GAP-43 (a 43-kDa growth-associated protein) is a nervous tissue-specific protein, synthesized at high levels during axonal outgrowth during neuronal development and regeneration (Jacobson et al., 1986; Goslin et al., 1988; Stoemer et al., 1995). Axonal sprouting, a component of anatomic plasticity, can be identified by the elevated expression of GAP-43 (Skene et al., 1989; Buffo et al., 1997). An acute increase in the level of expression of GAP-43 in the cortex is observed after cortical ischemia (Stroemer et al., 1993; Stoemer et al., 1995) and in the substantia nigra after striatal ischemic injury in adult rats (Goto et al., 1994). These reports suggest that GAP-43 is a sensitive marker for the assessment of axonal damage and the regenerative response in the ischemic area.

MBP is a major myelin-associated protein located with the membranes of neurons. Changes in MBP levels are used as a diagnostic indicator of demyelination (Yam et al., 2000).
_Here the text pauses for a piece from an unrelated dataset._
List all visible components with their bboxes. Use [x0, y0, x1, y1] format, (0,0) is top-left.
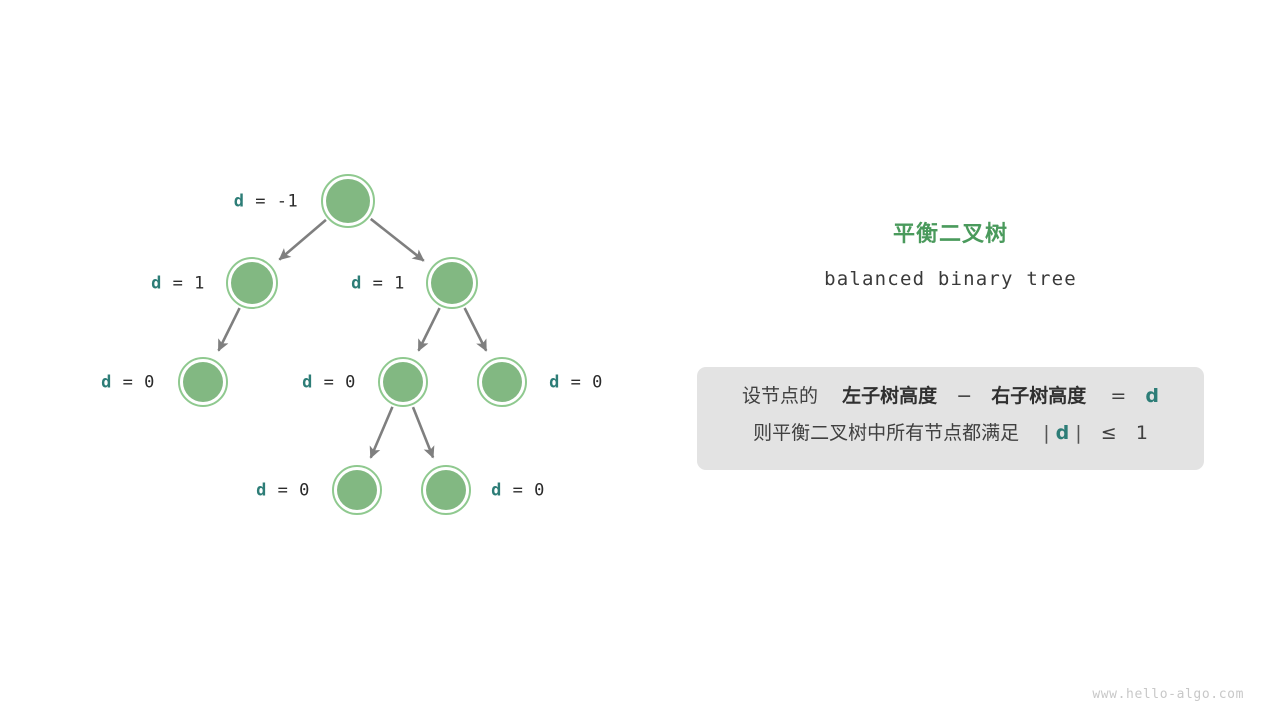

Our data indicate that treatment with hBMSCs decreased infarct volume and improved functional recovery relative to the saline-treated group 4 weeks after MCAO. In an effort to showthe role of axon- and myelin sheath-associated proteins in cerebral ischemia, we assessed the levels and colocalization of MAP-2/MBP and MAP-2/GAP-43 using double-staining immunohistochemistry. The results of the present study demonstrated that these proteins are preferentially expressed in the cerebral infarct zone in hBMSC-treated rats 4 weeks after MCAO, relative to the levels in saline-treated animals, suggesting a compensatory role for these proteins in this region. MAP-2 is sensitive to ischemia. The modification and rearrangement of MAP-2 contributed to the improvement of neuronal function (Li et al., 1998). The increase in the levels of MAP-2 in the transplantation group was associated with recovery of neuronal function, combined with the expression of MBP, an indicator of demyelination in cerebral ischemia, suggesting that neuronal functional recovery is related to this anti-demyelinating effect of hBMSCs. In the present study, the level of GAP-43, a sensitive marker for the assessment of axonal damage and regeneration, was also higher in the ischemic area in the hBMSC-treated group compared with the saline-treated group, suggesting a possible role for hBMSCs in axonal protection and regeneration[39].